There is currently no flow control mechanism between the workers and a Zeebe cluster. As Zeebe has no knowledge of the load on your workers, it's possible for a cluster to push too many jobs to your workers such that they become overloaded, and in the worst case, crash. That said, Zeebe will try to distribute the load across your workers evenly, but this is not guaranteed, and even if it were so, there is no guarantee each worker will perform in exactly the same way.

To avoid this, ensure you enable the job worker metrics for all your workers and monitor them closely. This would allow you to scale your worker deployment in or out, depending on the current load per worker.
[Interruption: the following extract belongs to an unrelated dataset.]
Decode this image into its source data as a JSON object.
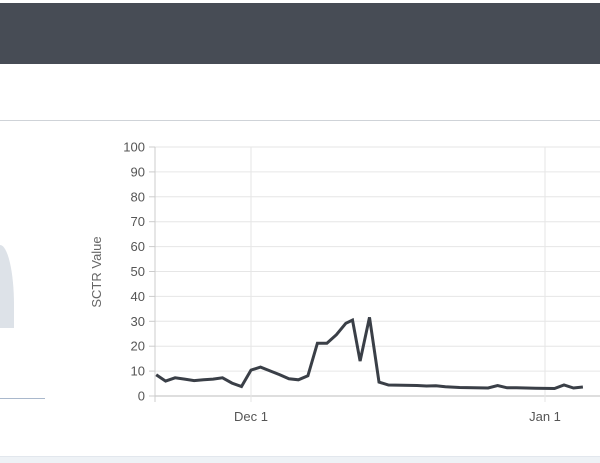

Additionally, ensure workers perform tasks in a roughly similar time frame to avoid one or more workers becoming overwhelmed.

note

We're aware this is a large feature gap, and hope to address it soon.

Job loss

Since an activated job must now cross two network boundaries - from broker to gateway, then gateway to client - it is possible for the connection to be disrupted (e.g. the gateway crashes while the job is being sent, the client crashes before the job is received, etc.), and thus the activated job will not make it to its intended worker.

We implemented a best-effort mechanism to detect such issues and make the job available again, but this is never guaranteed, as it's not always possible to accurately detect in time that a job did not make it (e.g. network time out, where the job may or may not have made it to the recipient). When this happens, the job will remain in limbo until it times out, at which point it can be pushed out again.

To help ensure accurate detection of client shutdown, make sure to close your job workers gracefully when you're finished with them. This will in turn tell the gateway that the worker is gone, and will help prevent job loss.

Multi-tenancy

You can configure a job worker to pick up jobs belonging to one or more tenants. When using the builder, you can configure the tenant(s) it works for.

Alternatively, you can configure default tenant(s) on the client. If you configure a default, all job workers you open will work on jobs for the configured default tenants.

note

The client must be authorized for all the provided tenants. If it is not, the job worker will not work on any jobs.

Job worker builder

Opening a job worker for a single tenant:

client.newWorker()
.jobType("myJobType")
.handler(new MyJobTypeHandler())
.tenantId("myTenant")
.open();

Opening a job worker for multiple tenants:

client.newWorker()
.jobType("myJobType")
.handler(new MyJobTypeHandler())
.tenantIds("myTenant", "myOtherTenant")
.open();

Default tenant

You can configure the default tenant(s) using environment variables or system properties. It's configured using DEFAULT_JOB_WORKER_TENANT_IDS or zeebe.client.worker.tenantIds respectively.